Features Spring 2015

John W. Parrish: A Legacy of Service on Bison Hill

Dr. John W. Parrish, executive vice president emeritus, was inducted into the Oklahoma Higher Education Hall of Fame Oct. 14, 2014. We trace the span of his career and the remarks he made reflecting on a life of service to his beloved University.

The fingerprints of John W. Parrish are everywhere on Bison Hill. That tends to happen when someone invests more than 38 years of full-time work and 12 more years of continued service to an institution. Most with that longevity have a niche or a corner of the world where they plant their flag. But Parrish has served with excellence in diverse and varied segments of the University, truly touching the entire campus and leaving an indelible mark on the institution he loves.

It is hard to imagine OBU without his legacy. In fact, he quipped that he has officed in 14 different locations on Bison Hill. He has served as sports information director, director of public relations and interim president of the University among many other positions. He has written books about OBU history, having experienced so much of it firsthand. He has served as the voice of Bison basketball and football, continuing in those roles today.

He has received numerous honors and awards from OBU, including the naming of the University’s public relations office suite in his honor in 2002, and the conferring of an honorary doctorate in 2010.

A Commitment to Excellence

Parrish excelled in each area he worked, leading to new opportunities and promotions. Yet, his exemplary career began humbly, awaiting the opportunity to thrive.

Parrish was born and raised in Drumright, Oklahoma, where he attended school through the 10th grade, then finished high school in Eureka, Kansas. After earning a Bachelor of Science in General Business from Oklahoma State University in 1961, serving in the Air Force Reserve from 1961-62, and earning a Master of Science in Journalism from OSU in 1964, Parrish found himself working as editor of the “Southside Times” newspaper in Tulsa. A college friend who was teaching math at OBU told him about an opening for a journalism instructor. “I’d never thought about teaching before that, but the idea was intriguing to me.”

Parrish applied and was hired after interviewing with OBU President William Neptune. He began his OBU career in 1964.

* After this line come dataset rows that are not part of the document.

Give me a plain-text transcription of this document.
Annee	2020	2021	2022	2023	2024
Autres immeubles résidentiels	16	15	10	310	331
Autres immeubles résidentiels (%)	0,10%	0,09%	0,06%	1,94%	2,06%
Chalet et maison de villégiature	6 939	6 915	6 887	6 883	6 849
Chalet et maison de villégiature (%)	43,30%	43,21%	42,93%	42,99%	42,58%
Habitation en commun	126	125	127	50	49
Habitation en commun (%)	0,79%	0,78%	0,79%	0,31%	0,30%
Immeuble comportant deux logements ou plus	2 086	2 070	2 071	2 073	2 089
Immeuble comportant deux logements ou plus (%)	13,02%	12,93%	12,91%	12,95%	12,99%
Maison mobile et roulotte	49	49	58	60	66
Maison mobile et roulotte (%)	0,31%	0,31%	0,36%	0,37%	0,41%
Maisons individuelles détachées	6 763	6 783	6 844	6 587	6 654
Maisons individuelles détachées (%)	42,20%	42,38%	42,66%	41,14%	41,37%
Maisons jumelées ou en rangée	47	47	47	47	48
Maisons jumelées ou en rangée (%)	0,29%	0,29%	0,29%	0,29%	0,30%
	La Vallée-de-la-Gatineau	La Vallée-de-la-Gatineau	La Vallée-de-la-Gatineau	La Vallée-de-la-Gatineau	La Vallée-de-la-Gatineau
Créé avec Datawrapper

In addition to his teaching duties, he also served as director of university public relations and sports information during this time, a role he held exclusively from 1966 to 1979. Among the many roles Parrish filled on campus, he identifies most with being a communicator of the University’s message. “The heart of my career has been based on communications with internal and external audiences,” he said. “At the same time I served as executive vice president, I still continued to supervise external communications.”

After serving 15 years in university communications, Parrish assumed the role of director of alumni and annual giving in 1979, directing the annual fund as well as the alumni association for the next seven years, including a promotion to assistant vice president for development and director of alumni and annual giving in 1983.

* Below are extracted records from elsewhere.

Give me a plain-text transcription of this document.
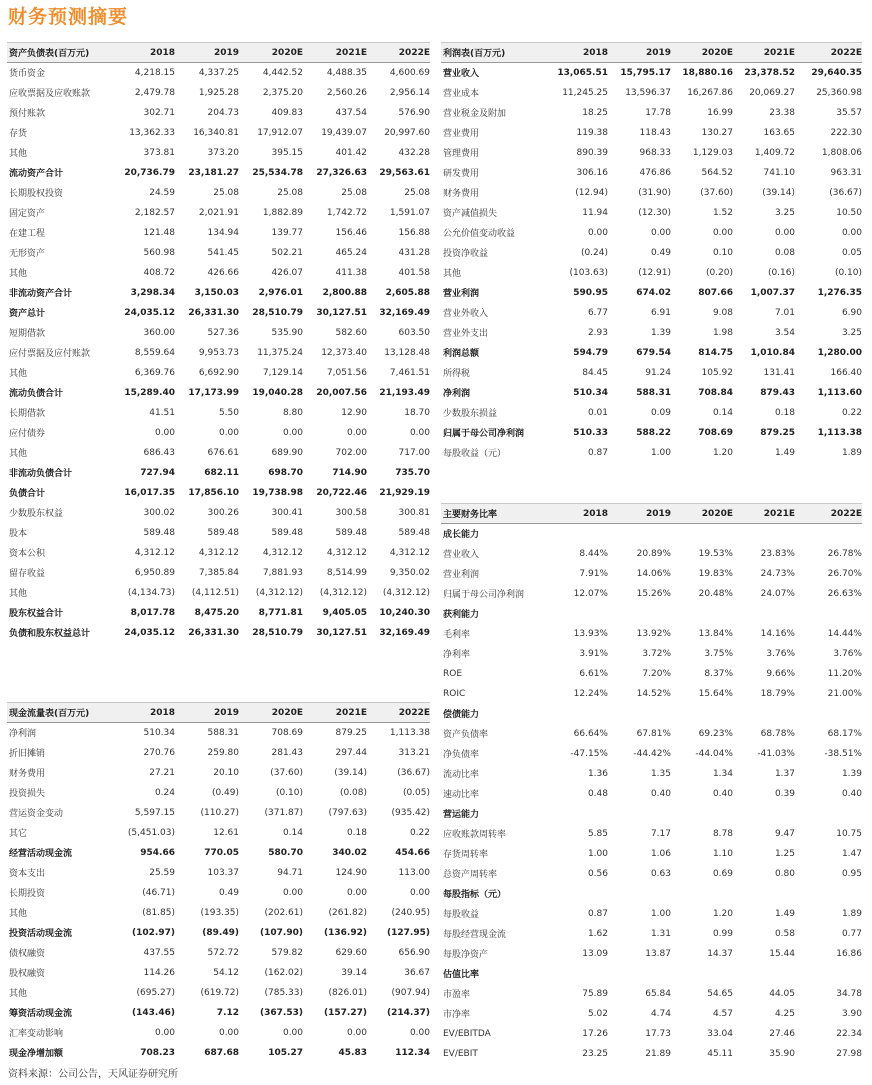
财务预测摘要
资产负债表(百万元)	2018	2019	2020E	2021E	2022E
货币资金	4,218.15	4,337.25	4,442.52	4,488.35	4,600.69
应收票据及应收账款	2,479.78	1,925.28	2,375.20	2,560.26	2,956.14
预付账款	302.71	204.73	409.83	437.54	576.90
存货	13,362.33	16,340.81	17,912.07	19,439.07	20,997.60
其他	373.81	373.20	395.15	401.42	432.28
流动资产合计	20,736.79	23,181.27	25,534.78	27,326.63	29,563.61
长期股权投资	24.59	25.08	25.08	25.08	25.08
固定资产	2,182.57	2,021.91	1,882.89	1,742.72	1,591.07
在建工程	121.48	134.94	139.77	156.46	156.88
无形资产	560.98	541.45	502.21	465.24	431.28
其他	408.72	426.66	426.07	411.38	401.58
非流动资产合计	3,298.34	3,150.03	2,976.01	2,800.88	2,605.88
资产总计	24,035.12	26,331.30	28,510.79	30,127.51	32,169.49
短期借款	360.00	527.36	535.90	582.60	603.50
应付票据及应付账款	8,559.64	9,953.73	11,375.24	12,373.40	13,128.48
其他	6,369.76	6,692.90	7,129.14	7,051.56	7,461.51
流动负债合计	15,289.40	17,173.99	19,040.28	20,007.56	21,193.49
长期借款	41.51	5.50	8.80	12.90	18.70
应付债券	0.00	0.00	0.00	0.00	0.00
其他	686.43	676.61	689.90	702.00	717.00
非流动负债合计	727.94	682.11	698.70	714.90	735.70
负债合计	16,017.35	17,856.10	19,738.98	20,722.46	21,929.19
少数股东权益	300.02	300.26	300.41	300.58	300.81
股本	589.48	589.48	589.48	589.48	589.48
资本公积	4,312.12	4,312.12	4,312.12	4,312.12	4,312.12
留存收益	6,950.89	7,385.84	7,881.93	8,514.99	9,350.02
其他	(4,134.73)	(4,112.51)	(4,312.12)	(4,312.12)	(4,312.12)
股东权益合计	8,017.78	8,475.20	8,771.81	9,405.05	10,240.30
负债和股东权益总计	24,035.12	26,331.30	28,510.79	30,127.51	32,169.49
利润表(百万元)	2018	2019	2020E	2021E	2022E
营业收入	13,065.51	15,795.17	18,880.16	23,378.52	29,640.35
营业成本	11,245.25	13,596.37	16,267.86	20,069.27	25,360.98
营业税金及附加	18.25	17.78	16.99	23.38	35.57
营业费用	119.38	118.43	130.27	163.65	222.30
管理费用	890.39	968.33	1,129.03	1,409.72	1,808.06
研发费用	306.16	476.86	564.52	741.10	963.31
财务费用	(12.94)	(31.90)	(37.60)	(39.14)	(36.67)
资产减值损失	11.94	(12.30)	1.52	3.25	10.50
公允价值变动收益	0.00	0.00	0.00	0.00	0.00
投资净收益	(0.24)	0.49	0.10	0.08	0.05
其他	(103.63)	(12.91)	(0.20)	(0.16)	(0.10)
营业利润	590.95	674.02	807.66	1,007.37	1,276.35
营业外收入	6.77	6.91	9.08	7.01	6.90
营业外支出	2.93	1.39	1.98	3.54	3.25
利润总额	594.79	679.54	814.75	1,010.84	1,280.00
所得税	84.45	91.24	105.92	131.41	166.40
净利润	510.34	588.31	708.84	879.43	1,113.60
少数股东损益	0.01	0.09	0.14	0.18	0.22
归属于母公司净利润	510.33	588.22	708.69	879.25	1,113.38
每股收益（元）	0.87	1.00	1.20	1.49	1.89
主要财务比率	2018	2019	2020E	2021E	2022E
成长能力					
营业收入	8.44%	20.89%	19.53%	23.83%	26.78%
营业利润	7.91%	14.06%	19.83%	24.73%	26.70%
归属于母公司净利润	12.07%	15.26%	20.48%	24.07%	26.63%
获利能力					
毛利率	13.93%	13.92%	13.84%	14.16%	14.44%
净利率	3.91%	3.72%	3.75%	3.76%	3.76%
ROE	6.61%	7.20%	8.37%	9.66%	11.20%
ROIC	12.24%	14.52%	15.64%	18.79%	21.00%
偿债能力					
资产负债率	66.64%	67.81%	69.23%	68.78%	68.17%
净负债率	-47.15%	-44.42%	-44.04%	-41.03%	-38.51%
流动比率	1.36	1.35	1.34	1.37	1.39
速动比率	0.48	0.40	0.40	0.39	0.40
营运能力					
应收账款周转率	5.85	7.17	8.78	9.47	10.75
存货周转率	1.00	1.06	1.10	1.25	1.47
总资产周转率	0.56	0.63	0.69	0.80	0.95
每股指标（元）					
每股收益	0.87	1.00	1.20	1.49	1.89
每股经营现金流	1.62	1.31	0.99	0.58	0.77
每股净资产	13.09	13.87	14.37	15.44	16.86
估值比率					
市盈率	75.89	65.84	54.65	44.05	34.78
市净率	5.02	4.74	4.57	4.25	3.90
EV/EBITDA	17.26	17.73	33.04	27.46	22.34
EV/EBIT	23.25	21.89	45.11	35.90	27.98
现金流量表(百万元)	2018	2019	2020E	2021E	2022E
净利润	510.34	588.31	708.69	879.25	1,113.38
折旧摊销	270.76	259.80	281.43	297.44	313.21
财务费用	27.21	20.10	(37.60)	(39.14)	(36.67)
投资损失	0.24	(0.49)	(0.10)	(0.08)	(0.05)
营运资金变动	5,597.15	(110.27)	(371.87)	(797.63)	(935.42)
其它	(5,451.03)	12.61	0.14	0.18	0.22
经营活动现金流	954.66	770.05	580.70	340.02	454.66
资本支出	25.59	103.37	94.71	124.90	113.00
长期投资	(46.71)	0.49	0.00	0.00	0.00
其他	(81.85)	(193.35)	(202.61)	(261.82)	(240.95)
投资活动现金流	(102.97)	(89.49)	(107.90)	(136.92)	(127.95)
债权融资	437.55	572.72	579.82	629.60	656.90
股权融资	114.26	54.12	(162.02)	39.14	36.67
其他	(695.27)	(619.72)	(785.33)	(826.01)	(907.94)
筹资活动现金流	(143.46)	7.12	(367.53)	(157.27)	(214.37)
汇率变动影响	0.00	0.00	0.00	0.00	0.00
现金净增加额	708.23	687.68	105.27	45.83	112.34
资料来源：公司公告，天风证券研究所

In 1986, Parrish was named vice president for institutional advancement. In 1991, he took on the role of senior vice president for business and external affairs before moving up to the executive vice president and chief financial officer position in 1995, where he served until his retirement in 2002.

“OBU offered me a variety of professional opportunities and challenges throughout my career,” he said. “Each leadership position I held served to build a solid foundation for the next level of responsibility.”

The Commitment Continues

Even in the face of full-time retirement, Parrish did not end his service to OBU. He served as interim president from 2007-08, chaired the OBU Centennial Committee for the 2010 Centennial Celebration, authored a book series on OBU history, and continues on as university sports historian and radio voice of Bison sports teams.

Parrish has completed his 50th year of service to this institution, where he journeyed for a job interview all those years ago. It is no wonder the Oklahoma Higher Education Hall of Fame came calling.

“I’m very honored by it,” Parrish said. “I’m joining a list of excellent faculty and administrators around the state and at OBU. To be listed with them is a great honor. It shows that they are reaffirming my commitment to OBU and OBU’s commitment to me.”

As Parrish looks back on his career, a few key things stand out above the rest – being present for the 1966 national basketball championship and broadcasting the 2010 national basketball championship; meeting and marrying his wife, Mary Kay; and serving on OBU President Bob Agee’s executive cabinet from 1986-98. He recalls that span as the highlight of his career, serving alongside Dr. C. Pat Taylor, Tom Terry, Dr. David Sallee, Dr. Dick Rader and Dr. Mack Roark.

Parrish has not set a date when his service to OBU will come to an end, but he has plenty to occupy his time away from Bison Hill before and after that time comes – grandchildren, yard work, sports, exercise, family time and traveling. Yet wherever he goes and however he spends his time, Bison Hill is always with him and he will continue to impact his beloved institution.